Analyzing the Data
E-Data Aid setp
| Column to keep | What it contains |
| Subject | Your subject number |
| Procedure(Block) | Whether the trial was from the categorization block or the typicality rating block |
| CatDisplay.RT | Reaction time to make the categorization decision. |
| Category | Stimulus category (e.g., beverage, sport) |
| InCategory | The right answer about whether the item is really a member of the category (1=yes, 2=no) |
| Item | Stimulus item rated (e.g., necklace, hawk) |
| SubjectChoice | Your response. It is a "Yes" or "No" for the categorization block and number from 1 to 7 for the typicality rating block. |
| Variable | What is is | What to do with it |
| Category | Stimulus category | Keep |
| Item | Stimulus item | Keep |
| subject | Your subject number | Keep |
| CatDisplay.rt | Categorization reaction time | Keep but re-name variable to "rt" |
| Incatego | Whether items is a member of category | keep |
| V1 or Procedure(Block).1 | Categorization block | Delete |
| V2 or Procedure(Block).2 | Rating block | Delete |
| V3 | Your categorization decision | Keep but rename to "choice" |
| V4 | Your typicality rating | Keep but rename to "rating" |
In this experiment, we predicted that would more typical examples of categories would be classified faster than less typical ones. That is, we predicted that there would be a relationship between each word's typicality and the time subjects took to classify that word. Such a relationship is called a "correlation".
To test this, we computed for each of the 150 words (10 examples in each of 15 categories) two numbers: a typicality rating, which was the mean of the typicality ratings given that word by all the subjects in the rating task, and a reaction time, which was the mean of the reaction times for that word by all the subjects, taking the positive trials only. The very laborious process we used to extract and compute these means was intended to make it perfectly clear to you exactly where the final data really came from, and to give you a hands-on sense of how much calculation goes into analyzing even a simple experiment.

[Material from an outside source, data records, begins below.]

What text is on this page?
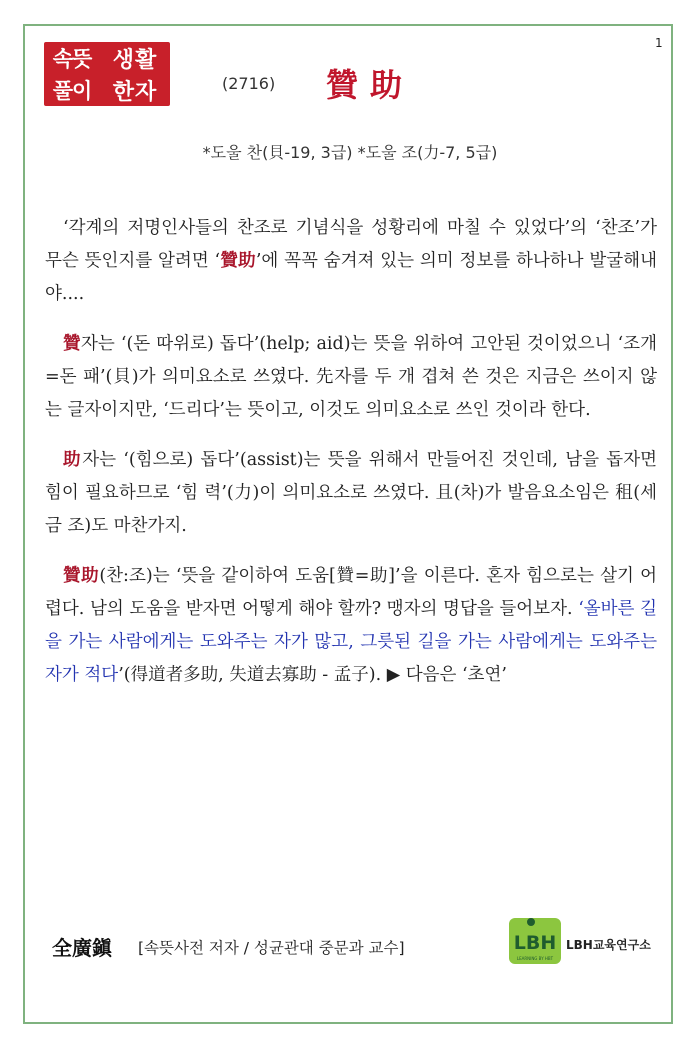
1
속뜻 생활
풀이 한자	(2716) 贊助
*도울 찬(貝-19, 3급) *도울 조(力-7, 5급)

‘각계의 저명인사들의 찬조로 기념식을 성황리에 마칠 수 있었다’의 ‘찬조’가 무슨 뜻인지를 알려면 ‘贊助’에 꼭꼭 숨겨져 있는 의미 정보를 하나하나 발굴해내야....

贊자는 ‘(돈 따위로) 돕다’(help; aid)는 뜻을 위하여 고안된 것이었으니 ‘조개=돈 패’(貝)가 의미요소로 쓰였다. 先자를 두 개 겹쳐 쓴 것은 지금은 쓰이지 않는 글자이지만, ‘드리다’는 뜻이고, 이것도 의미요소로 쓰인 것이라 한다.

助자는 ‘(힘으로) 돕다’(assist)는 뜻을 위해서 만들어진 것인데, 남을 돕자면 힘이 필요하므로 ‘힘 력’(力)이 의미요소로 쓰였다. 且(차)가 발음요소임은 租(세금 조)도 마찬가지.

贊助(찬:조)는 ‘뜻을 같이하여 도움[贊=助]’을 이른다. 혼자 힘으로는 살기 어렵다. 남의 도움을 받자면 어떻게 해야 할까? 맹자의 명답을 들어보자. ‘올바른 길을 가는 사람에게는 도와주는 자가 많고, 그릇된 길을 가는 사람에게는 도와주는 자가 적다’(得道者多助, 失道去寡助 - 孟子). ▶ 다음은 ‘초연’

全廣鎭 [속뜻사전 저자 / 성균관대 중문과 교수]	LBH
LEARNING BY HBT
LBH교육연구소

The r statistic. The statistic we use to measure the degree of correlation between the two variables is called (Pearson's) r. It is a number between -1 and 1, and measures the degree to which one variable can be (linearly) predicted from the other. An r = 0 means that there is no relationship at all (the two variables are independent); r = 1 means that there is a perfect linear
relationship between them; and r =-1 means that there is a perfect inverse linear relationship between them— that as one increases the other decreases, in a completely predictable fashion.
Any other value of r means that there is some relationship between the variables, but that it is not perfect. In such a case you can predict the value of one variable from the other, but not precisely; there is also an unpredictable component.
The "regression equation" is the equation of the line that best approximates the relationship between the two variables. The data form a "cloud" around this line (unless r = 1 or r = -1, in which case they fall right on it). The line normally has an equation of the form
Dependent Variable = Slope × Independent Variable + Intercept.
Note that the slope will always have the same sign as r.
Computing significance. Just like with the t statistic, we can also measure, for each r, whether the correlation it measures in the data is large enough to be considered statistically significant. Like t, we do this by associating the r with a p value, which measures how likely our data were to have been produced if there were no relationship (the null hypothesis).
The summary statistics for this experiment— r and p— will be given to you in class. You will also be given a plot of the 150 data points with the regression line plotted.